05 アンビバレント

「それよりさ、あいつ、ホントに凄いよな」
「さすがはるひちゃんだよね」

ここはガラス窓が衝立のようになって隔てられていて、大きな観葉植物があるからか、テイクアウト用のショーケースがある方向は死角になっていた。佐伯くんが普段の佐伯くんになってるけど、はるひちゃんからは見えないんだろう。

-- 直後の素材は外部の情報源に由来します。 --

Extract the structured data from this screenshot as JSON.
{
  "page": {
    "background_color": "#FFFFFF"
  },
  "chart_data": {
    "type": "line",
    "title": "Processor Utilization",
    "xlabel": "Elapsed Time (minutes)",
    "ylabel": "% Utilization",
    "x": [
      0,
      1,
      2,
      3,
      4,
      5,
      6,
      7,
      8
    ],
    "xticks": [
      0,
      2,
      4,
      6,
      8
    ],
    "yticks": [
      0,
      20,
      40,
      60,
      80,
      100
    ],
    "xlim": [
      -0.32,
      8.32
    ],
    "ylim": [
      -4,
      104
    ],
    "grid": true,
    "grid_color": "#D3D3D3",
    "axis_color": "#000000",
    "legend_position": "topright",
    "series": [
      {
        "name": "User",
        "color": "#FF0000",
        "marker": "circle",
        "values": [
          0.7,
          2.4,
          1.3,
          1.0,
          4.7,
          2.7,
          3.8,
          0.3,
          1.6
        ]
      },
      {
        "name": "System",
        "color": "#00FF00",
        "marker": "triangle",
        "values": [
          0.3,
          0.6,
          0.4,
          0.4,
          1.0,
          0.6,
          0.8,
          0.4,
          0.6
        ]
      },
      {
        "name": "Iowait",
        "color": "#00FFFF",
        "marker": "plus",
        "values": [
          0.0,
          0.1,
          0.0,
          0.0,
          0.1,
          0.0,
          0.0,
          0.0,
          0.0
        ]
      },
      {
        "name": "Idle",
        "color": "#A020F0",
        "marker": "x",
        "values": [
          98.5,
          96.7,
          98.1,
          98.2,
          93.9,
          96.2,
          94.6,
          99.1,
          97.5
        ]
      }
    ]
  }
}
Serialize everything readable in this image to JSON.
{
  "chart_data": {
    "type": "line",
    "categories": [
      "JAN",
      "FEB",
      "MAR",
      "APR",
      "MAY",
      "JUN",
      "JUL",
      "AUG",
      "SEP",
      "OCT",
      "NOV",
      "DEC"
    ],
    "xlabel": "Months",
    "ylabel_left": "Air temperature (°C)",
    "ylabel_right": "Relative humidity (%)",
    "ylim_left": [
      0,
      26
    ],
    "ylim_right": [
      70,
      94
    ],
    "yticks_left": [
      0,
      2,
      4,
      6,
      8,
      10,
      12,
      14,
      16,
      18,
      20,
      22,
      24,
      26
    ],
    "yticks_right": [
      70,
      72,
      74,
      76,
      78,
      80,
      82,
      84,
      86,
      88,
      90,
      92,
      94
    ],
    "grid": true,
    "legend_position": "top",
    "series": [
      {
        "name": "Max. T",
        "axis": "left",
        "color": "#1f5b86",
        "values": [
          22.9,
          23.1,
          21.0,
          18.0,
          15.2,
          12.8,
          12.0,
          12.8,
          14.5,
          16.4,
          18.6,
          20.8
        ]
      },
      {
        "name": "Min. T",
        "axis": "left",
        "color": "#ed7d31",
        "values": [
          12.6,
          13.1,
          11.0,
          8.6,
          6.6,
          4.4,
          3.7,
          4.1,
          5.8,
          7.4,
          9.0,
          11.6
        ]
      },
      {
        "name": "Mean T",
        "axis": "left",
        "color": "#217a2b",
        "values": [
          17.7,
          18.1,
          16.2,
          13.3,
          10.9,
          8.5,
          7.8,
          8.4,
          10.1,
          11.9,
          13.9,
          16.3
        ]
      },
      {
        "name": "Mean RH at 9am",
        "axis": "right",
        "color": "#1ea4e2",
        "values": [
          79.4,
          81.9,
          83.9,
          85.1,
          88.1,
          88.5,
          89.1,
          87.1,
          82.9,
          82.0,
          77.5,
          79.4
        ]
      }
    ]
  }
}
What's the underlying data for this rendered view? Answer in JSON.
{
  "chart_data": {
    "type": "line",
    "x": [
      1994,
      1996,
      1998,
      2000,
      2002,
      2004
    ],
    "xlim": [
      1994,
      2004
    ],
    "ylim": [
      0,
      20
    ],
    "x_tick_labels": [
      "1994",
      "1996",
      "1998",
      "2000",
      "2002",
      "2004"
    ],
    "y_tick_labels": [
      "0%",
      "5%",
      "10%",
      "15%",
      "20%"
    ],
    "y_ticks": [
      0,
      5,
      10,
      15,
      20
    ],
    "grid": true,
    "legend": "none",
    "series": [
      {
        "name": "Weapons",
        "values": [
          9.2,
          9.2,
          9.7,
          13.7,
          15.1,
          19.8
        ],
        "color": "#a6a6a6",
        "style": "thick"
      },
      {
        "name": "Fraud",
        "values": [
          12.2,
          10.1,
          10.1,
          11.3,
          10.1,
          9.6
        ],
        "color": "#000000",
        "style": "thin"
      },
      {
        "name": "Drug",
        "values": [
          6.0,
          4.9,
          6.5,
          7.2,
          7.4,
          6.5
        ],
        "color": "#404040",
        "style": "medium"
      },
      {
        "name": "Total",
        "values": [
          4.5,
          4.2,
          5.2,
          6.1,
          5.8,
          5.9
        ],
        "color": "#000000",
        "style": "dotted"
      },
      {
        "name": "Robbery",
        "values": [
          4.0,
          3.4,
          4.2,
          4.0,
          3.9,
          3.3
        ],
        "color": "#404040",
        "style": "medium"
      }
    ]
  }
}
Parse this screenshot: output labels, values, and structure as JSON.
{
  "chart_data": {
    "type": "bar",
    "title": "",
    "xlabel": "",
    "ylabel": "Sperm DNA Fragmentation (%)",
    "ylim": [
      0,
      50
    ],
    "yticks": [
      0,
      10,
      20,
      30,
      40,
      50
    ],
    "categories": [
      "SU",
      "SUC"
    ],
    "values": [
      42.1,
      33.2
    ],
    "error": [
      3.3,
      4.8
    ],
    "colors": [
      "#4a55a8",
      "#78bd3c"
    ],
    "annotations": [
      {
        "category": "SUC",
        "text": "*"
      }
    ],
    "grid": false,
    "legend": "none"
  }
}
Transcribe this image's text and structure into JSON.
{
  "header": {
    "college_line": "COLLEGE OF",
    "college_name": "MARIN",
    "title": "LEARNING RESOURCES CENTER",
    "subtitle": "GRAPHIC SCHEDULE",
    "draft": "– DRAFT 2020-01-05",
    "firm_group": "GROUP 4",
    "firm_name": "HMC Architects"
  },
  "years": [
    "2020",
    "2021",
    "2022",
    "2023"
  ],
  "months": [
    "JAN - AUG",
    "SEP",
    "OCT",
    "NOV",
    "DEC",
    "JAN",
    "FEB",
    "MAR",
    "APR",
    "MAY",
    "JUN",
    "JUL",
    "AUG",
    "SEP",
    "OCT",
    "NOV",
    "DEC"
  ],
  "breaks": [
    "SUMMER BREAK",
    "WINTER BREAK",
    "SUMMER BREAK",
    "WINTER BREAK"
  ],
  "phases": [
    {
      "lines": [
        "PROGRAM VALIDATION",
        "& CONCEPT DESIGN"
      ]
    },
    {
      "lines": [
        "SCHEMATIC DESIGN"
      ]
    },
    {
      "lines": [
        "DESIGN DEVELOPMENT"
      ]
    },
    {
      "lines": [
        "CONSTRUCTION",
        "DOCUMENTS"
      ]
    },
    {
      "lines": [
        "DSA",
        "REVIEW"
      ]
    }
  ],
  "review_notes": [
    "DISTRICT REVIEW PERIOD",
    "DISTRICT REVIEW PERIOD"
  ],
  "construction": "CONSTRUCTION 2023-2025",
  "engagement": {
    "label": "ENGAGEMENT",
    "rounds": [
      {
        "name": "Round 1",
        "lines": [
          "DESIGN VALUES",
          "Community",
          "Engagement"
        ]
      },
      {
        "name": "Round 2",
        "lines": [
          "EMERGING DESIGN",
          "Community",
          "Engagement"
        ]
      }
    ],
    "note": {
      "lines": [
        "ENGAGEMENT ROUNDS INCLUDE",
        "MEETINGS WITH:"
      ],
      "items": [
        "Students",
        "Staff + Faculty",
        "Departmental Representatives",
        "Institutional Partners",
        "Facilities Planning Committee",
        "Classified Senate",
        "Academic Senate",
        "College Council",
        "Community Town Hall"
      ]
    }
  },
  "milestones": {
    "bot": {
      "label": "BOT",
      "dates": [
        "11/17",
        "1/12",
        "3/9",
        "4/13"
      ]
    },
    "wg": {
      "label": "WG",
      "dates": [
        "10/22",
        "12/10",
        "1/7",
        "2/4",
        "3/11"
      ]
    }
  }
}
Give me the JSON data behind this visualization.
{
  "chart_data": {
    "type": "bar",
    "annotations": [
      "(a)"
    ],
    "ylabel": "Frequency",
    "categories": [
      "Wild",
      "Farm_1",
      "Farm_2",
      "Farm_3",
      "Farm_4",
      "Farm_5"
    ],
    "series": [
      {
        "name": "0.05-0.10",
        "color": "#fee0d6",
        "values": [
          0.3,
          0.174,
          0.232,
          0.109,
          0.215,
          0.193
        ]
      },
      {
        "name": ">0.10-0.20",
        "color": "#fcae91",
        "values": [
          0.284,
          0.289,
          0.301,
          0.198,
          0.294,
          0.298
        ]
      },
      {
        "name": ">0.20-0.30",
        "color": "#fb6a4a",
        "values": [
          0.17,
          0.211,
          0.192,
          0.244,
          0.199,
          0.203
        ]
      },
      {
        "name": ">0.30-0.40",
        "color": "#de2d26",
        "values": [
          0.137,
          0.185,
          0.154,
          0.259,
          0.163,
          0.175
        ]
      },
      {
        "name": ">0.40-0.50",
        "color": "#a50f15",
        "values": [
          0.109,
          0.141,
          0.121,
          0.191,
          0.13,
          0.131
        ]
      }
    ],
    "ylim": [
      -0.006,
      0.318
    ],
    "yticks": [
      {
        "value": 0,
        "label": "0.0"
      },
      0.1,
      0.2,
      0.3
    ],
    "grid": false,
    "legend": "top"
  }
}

「あーあ。おまえが毎回あいつくらいやってくれたら俺が楽なのにな」
「そんなの無理だよー。じゃあ、毎日はるひちゃんに―――いたっ!」

綺麗だから勿体ないとチョコを崩すのをためらっていると、突然の衝撃。反動でフォークがチョコに突き刺さり、花びらがパラパラと割れる。

「あー……崩れちゃった……。佐伯くん酷い……」
「おまえが考えなしに言うからだ。分かってるだろ?」

考えなしだったのは当たってる。でも、今の生活じゃ、佐伯くんはいつでも気を張ってばかりで、どこにも安心する場所がない。
まだまだ短い時間だけれど、私のそばにいてくれる人達は、きっとそのままの佐伯くんを受け入れてくれるんじゃないか……そう思うのだけど。
ただ、それを口にしてはいけない気がして、割れたチョコを口にして一緒に飲み込む。
私だって佐伯くんの内面まで踏み込んでない。きっと、踏み込んではいけない。

「それに、おまえがいるからいいんだよ」
「……私もはるひちゃんみたいな話し方したら出来るかなぁ」
「プッ。なんだよ、それ?」
「だって、佐伯くんが言ったんだよ?はるひちゃんが凄いって。だから、真似したらいいかもーって」

喉元まで出掛かった言葉を全部コーヒーで流し込んでから呟くと、佐伯くんが驚いたように目を見開いてから吹き出した。
分かってるのかと言った時の佐伯くんの強い眼差しが消えて少しホッとする。
たくさんのものを背負ってる佐伯くんの力になりたいと、大切なお友達だから心から思うけど、私の我が儘で佐伯くんが困る事になってしまうのも嫌だから。
きっと、もっと。そういう事が押しつけじゃなくて、自然に出来る、美奈ちゃんみたいなひとになれるまで、このモヤモヤした気持ちも飲み込んでいよう。
声を殺しながら肩を震わせて笑う佐伯くんを見つめながらそう思うのだった。